Basically, a project sells its tokens to investors in exchange for cash, just like it would have traditionally sold its equity. The key difference is that tokens are potentially liquid sooner, subject to lockups, so investors can realize value faster (or of course, continue to hold long-term).
Standard lockups on (good) private token sales seem to be about 18 months, though some projects, including NEAR, sometimes have longer lockups. There are no hard and fast rules about lockups.
Tokens are often sold in private rounds at a discount to market value in exchange for large capital contributions. Terms vary by project and stage, but discounts of as much as 30% are not uncommon.

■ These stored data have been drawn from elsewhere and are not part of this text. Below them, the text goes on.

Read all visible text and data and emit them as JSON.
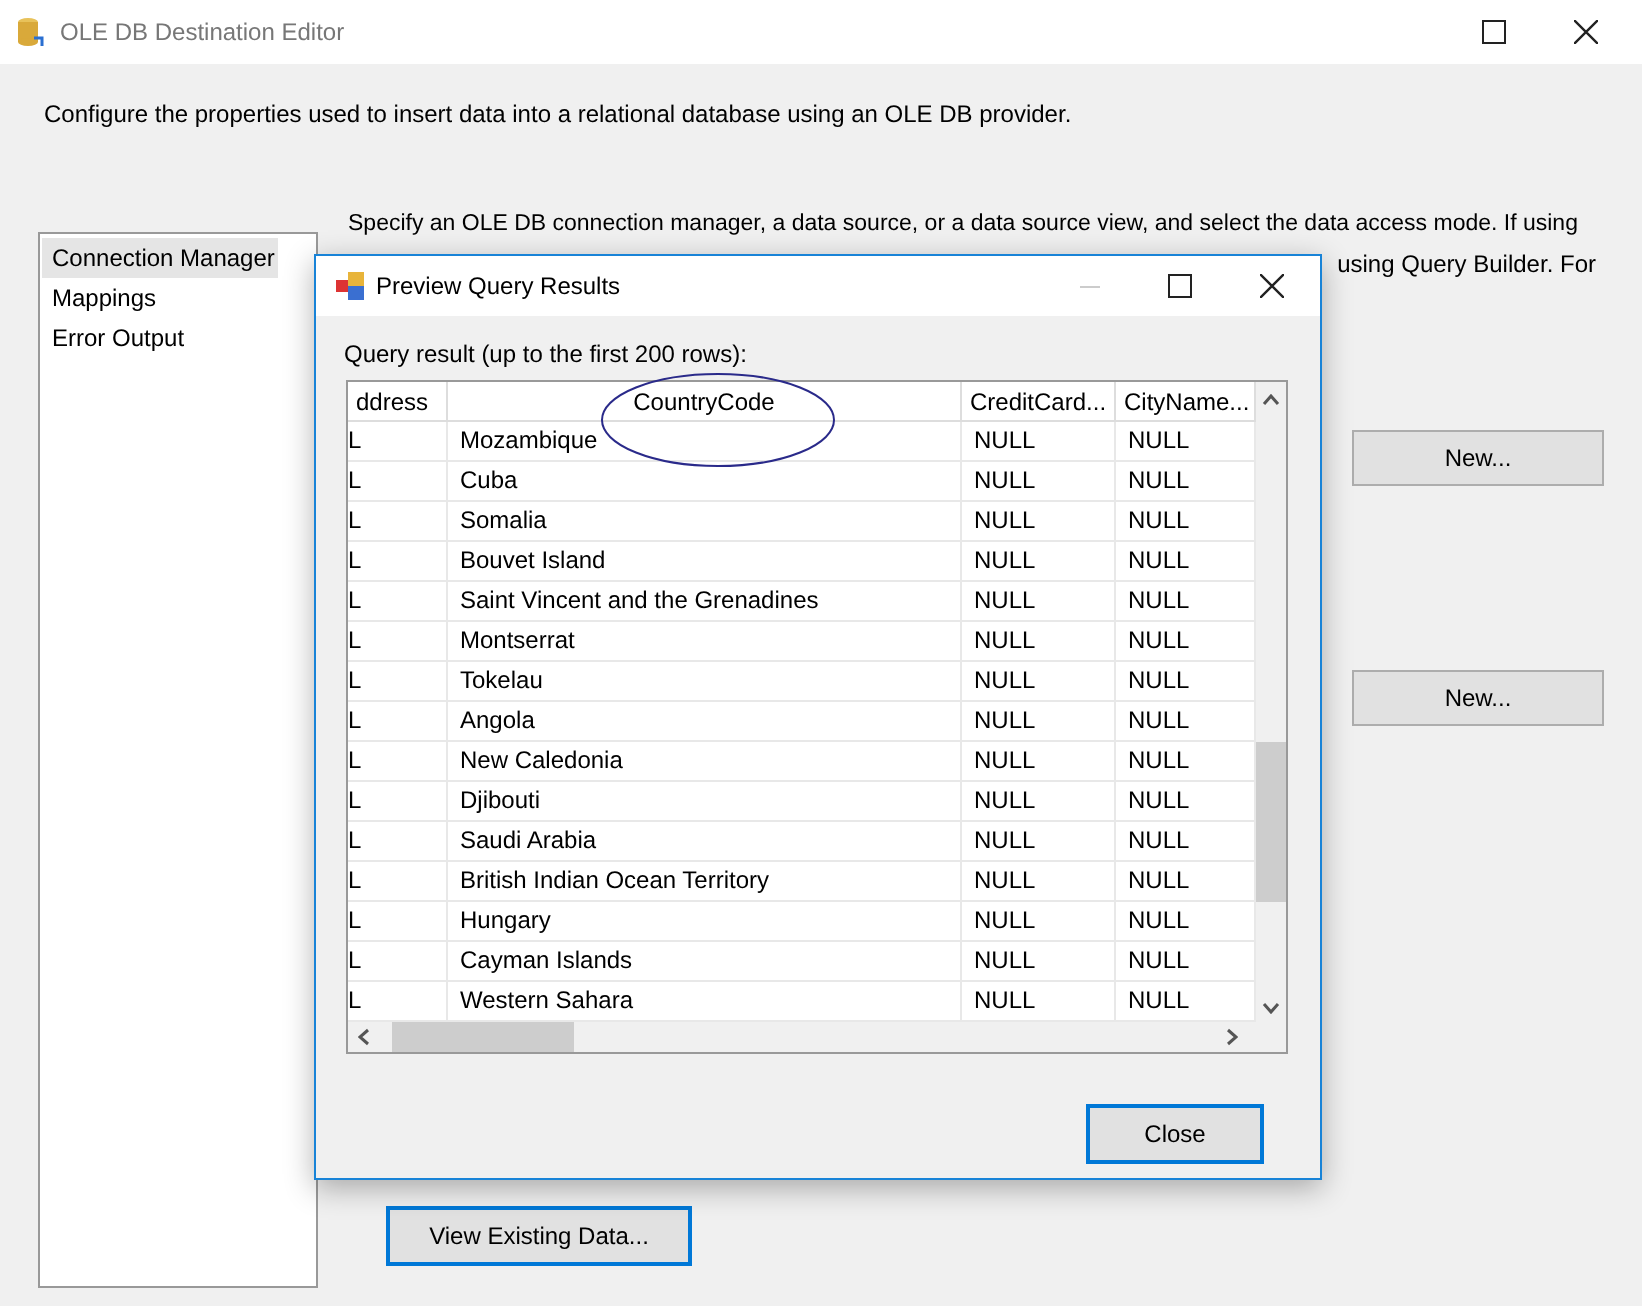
{
  "window": {
    "title": "OLE DB Destination Editor"
  },
  "description": "Configure the properties used to insert data into a relational database using an OLE DB provider.",
  "sidebar": {
    "items": [
      {
        "label": "Connection Manager",
        "selected": true
      },
      {
        "label": "Mappings",
        "selected": false
      },
      {
        "label": "Error Output",
        "selected": false
      }
    ]
  },
  "content": {
    "intro_line_1": "Specify an OLE DB connection manager, a data source, or a data source view, and select the data access mode. If using",
    "intro_line_2_fragment": "using Query Builder. For",
    "new_buttons": [
      "New...",
      "New..."
    ],
    "view_button": "View Existing Data..."
  },
  "dialog": {
    "title": "Preview Query Results",
    "label": "Query result (up to the first 200 rows):",
    "columns": [
      "ddress",
      "CountryCode",
      "CreditCard...",
      "CityName..."
    ],
    "rows": [
      [
        "L",
        "Mozambique",
        "NULL",
        "NULL"
      ],
      [
        "L",
        "Cuba",
        "NULL",
        "NULL"
      ],
      [
        "L",
        "Somalia",
        "NULL",
        "NULL"
      ],
      [
        "L",
        "Bouvet Island",
        "NULL",
        "NULL"
      ],
      [
        "L",
        "Saint Vincent and the Grenadines",
        "NULL",
        "NULL"
      ],
      [
        "L",
        "Montserrat",
        "NULL",
        "NULL"
      ],
      [
        "L",
        "Tokelau",
        "NULL",
        "NULL"
      ],
      [
        "L",
        "Angola",
        "NULL",
        "NULL"
      ],
      [
        "L",
        "New Caledonia",
        "NULL",
        "NULL"
      ],
      [
        "L",
        "Djibouti",
        "NULL",
        "NULL"
      ],
      [
        "L",
        "Saudi Arabia",
        "NULL",
        "NULL"
      ],
      [
        "L",
        "British Indian Ocean Territory",
        "NULL",
        "NULL"
      ],
      [
        "L",
        "Hungary",
        "NULL",
        "NULL"
      ],
      [
        "L",
        "Cayman Islands",
        "NULL",
        "NULL"
      ],
      [
        "L",
        "Western Sahara",
        "NULL",
        "NULL"
      ]
    ],
    "close_button": "Close"
  }
}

NEAR has raised an impressive $530m+, according to Crunchbase, from an incredible list of investors including Tiger Global, FTX Ventures, Three Arrows Capital, Jump, Alameda, a16z and many more.
It’s great that NEAR is backed by such high profile, deep-pocketed investors who have a vested interest in their success. At the same time, there is potential for huge sell side liquidity, subject to lockups, depending on market conditions.

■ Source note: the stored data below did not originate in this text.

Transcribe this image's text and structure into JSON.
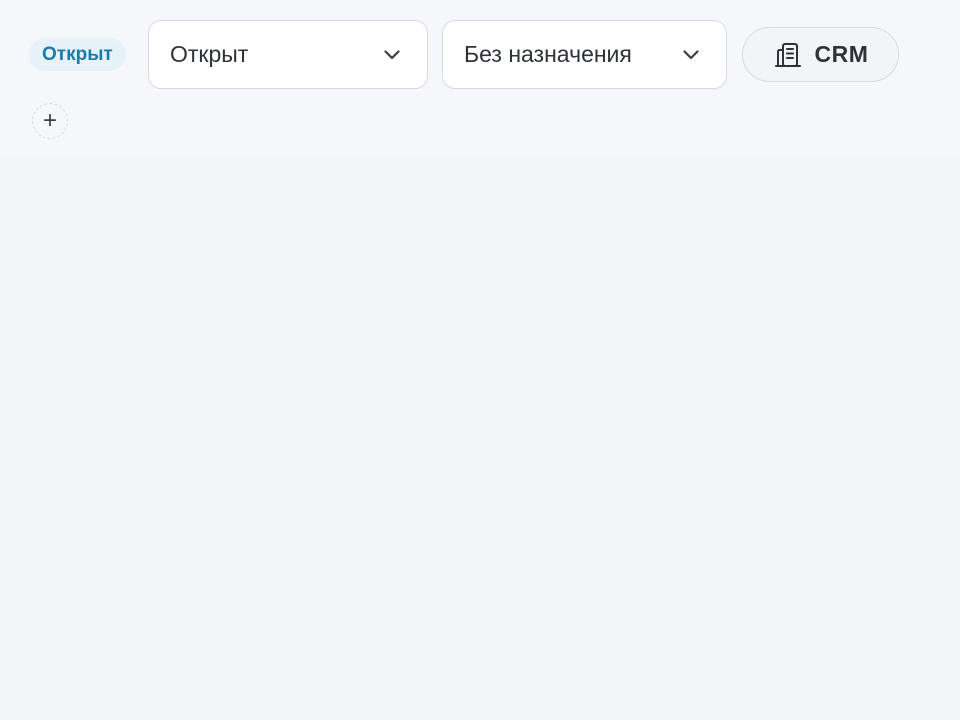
{
  "status_badge": {
    "label": "Открыт",
    "color": "#1c7aa8",
    "background": "#e6f2f8"
  },
  "status_select": {
    "value": "Открыт",
    "icon": "chevron-down-icon"
  },
  "assignee_select": {
    "value": "Без назначения",
    "icon": "chevron-down-icon"
  },
  "crm_button": {
    "label": "CRM",
    "icon": "building-icon"
  },
  "add_button": {
    "label": "+",
    "icon": "plus-icon"
  }
}
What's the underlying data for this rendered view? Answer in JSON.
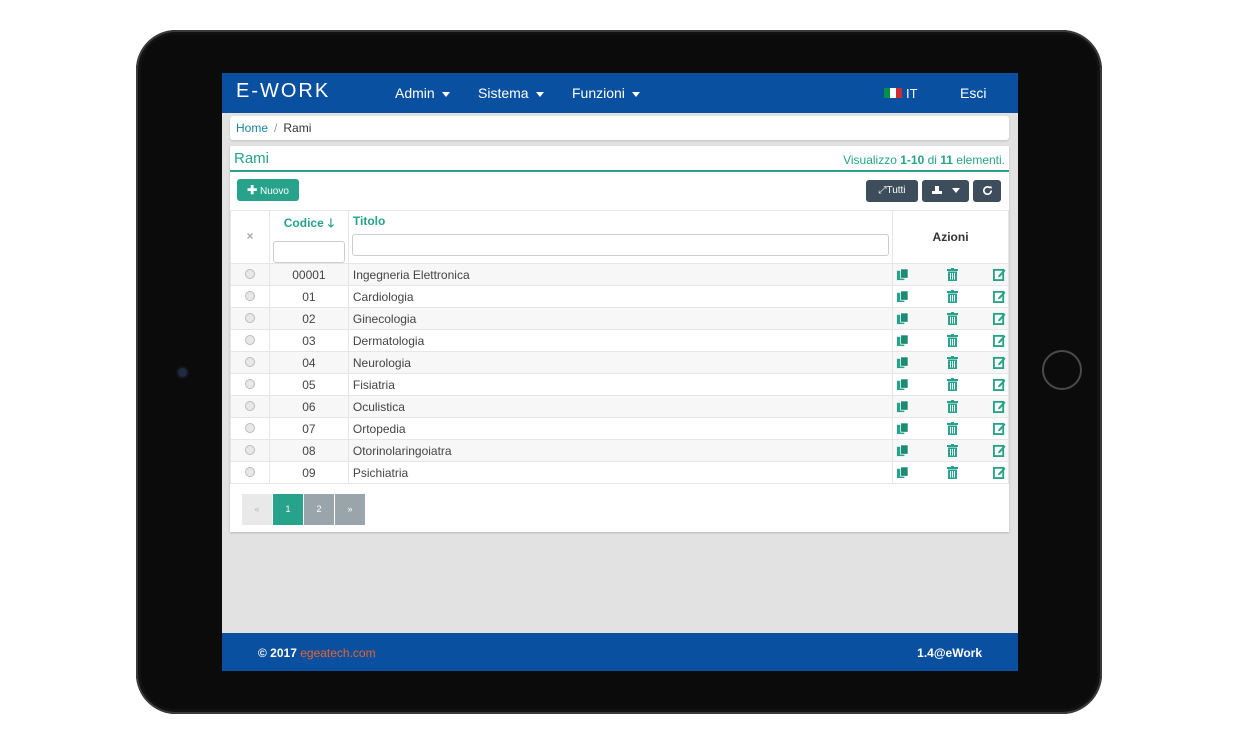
{
  "navbar": {
    "brand": "E-WORK",
    "menus": [
      {
        "label": "Admin"
      },
      {
        "label": "Sistema"
      },
      {
        "label": "Funzioni"
      }
    ],
    "language": "IT",
    "logout": "Esci",
    "flag_colors": [
      "#009246",
      "#ffffff",
      "#ce2b37"
    ]
  },
  "breadcrumb": {
    "home": "Home",
    "separator": "/",
    "current": "Rami"
  },
  "panel": {
    "title": "Rami",
    "summary_prefix": "Visualizzo ",
    "summary_range": "1-10",
    "summary_mid": " di ",
    "summary_total": "11",
    "summary_suffix": " elementi."
  },
  "toolbar": {
    "new_label": "Nuovo",
    "all_label": "Tutti",
    "export_icon": "export-icon",
    "refresh_icon": "refresh-icon"
  },
  "table": {
    "clear_symbol": "×",
    "columns": {
      "code": "Codice",
      "title": "Titolo",
      "actions": "Azioni"
    },
    "rows": [
      {
        "code": "00001",
        "title": "Ingegneria Elettronica"
      },
      {
        "code": "01",
        "title": "Cardiologia"
      },
      {
        "code": "02",
        "title": "Ginecologia"
      },
      {
        "code": "03",
        "title": "Dermatologia"
      },
      {
        "code": "04",
        "title": "Neurologia"
      },
      {
        "code": "05",
        "title": "Fisiatria"
      },
      {
        "code": "06",
        "title": "Oculistica"
      },
      {
        "code": "07",
        "title": "Ortopedia"
      },
      {
        "code": "08",
        "title": "Otorinolaringoiatra"
      },
      {
        "code": "09",
        "title": "Psichiatria"
      }
    ]
  },
  "pagination": {
    "prev": "«",
    "pages": [
      "1",
      "2"
    ],
    "active_page": "1",
    "next": "»"
  },
  "footer": {
    "copyright": "© 2017 ",
    "link": "egeatech.com",
    "version": "1.4@eWork"
  },
  "colors": {
    "primary_blue": "#0a50a0",
    "accent_green": "#26a38a",
    "dark_button": "#3d4d5c",
    "link_orange": "#e8622c"
  }
}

At the time of writing, the token price stands at about $6.00, down 60% from the market price when a $150m raise was announced in January 2022 and down 48% from when a $350m raise was announced in April 2022. Depending on any discount at which each raise was done, those investors are most likely under water.

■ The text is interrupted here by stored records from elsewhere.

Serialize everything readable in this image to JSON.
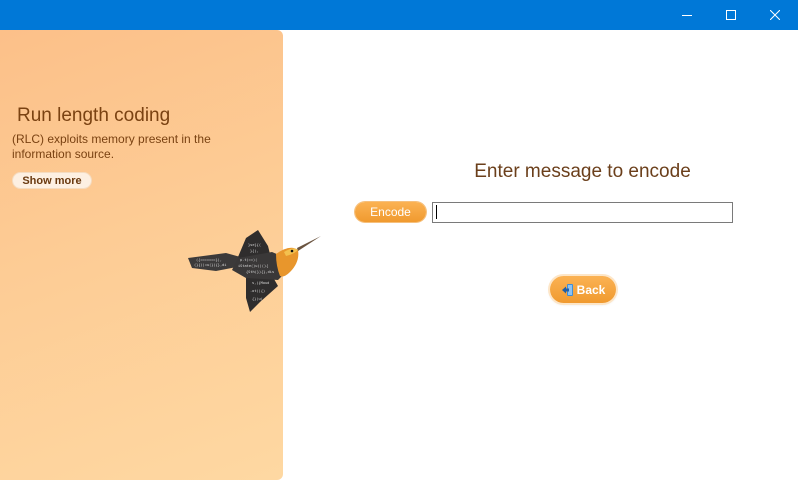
{
  "window": {
    "controls": {
      "minimize_icon": "minimize-icon",
      "maximize_icon": "maximize-icon",
      "close_icon": "close-icon"
    },
    "titlebar_color": "#0078d7"
  },
  "sidebar": {
    "title": "Run length coding",
    "description": "(RLC) exploits memory present in the information source.",
    "show_more_label": "Show more",
    "illustration": "hummingbird-code-illustration",
    "gradient_colors": [
      "#fcc089",
      "#fed8a2"
    ]
  },
  "main": {
    "heading": "Enter message to encode",
    "encode_label": "Encode",
    "message_value": "",
    "back_label": "Back",
    "back_icon": "back-arrow-icon",
    "accent_color": "#f09a2f"
  }
}
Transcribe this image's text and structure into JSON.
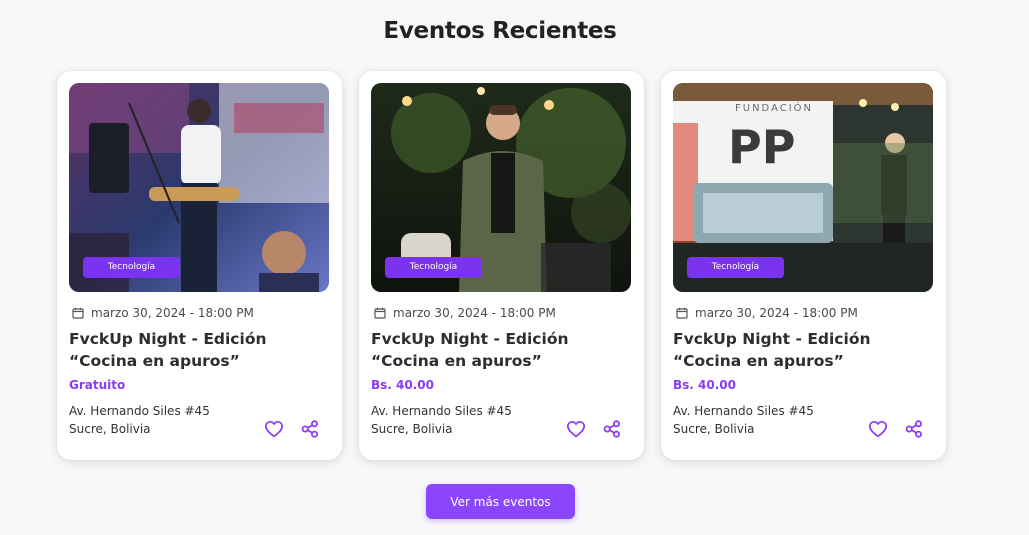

Unlike some other large funds, a16z appears to have invested earlier, at closer to $0.26 in May 2020, which would put them up 23x even at current prices. Pantera, Electric Capital, Coinbase Ventures and others are reported to have invested even earlier, as far back as 2019 at closer to $0.15 per token.
According to Crunchbase and other sources, institutional involvement in NEAR’s rounds breaks down as follows:
*Token market price show for April and January 2022, though rounds were likely done at a discount. May 2020 and July 2019 round price estimates based on publicly available information.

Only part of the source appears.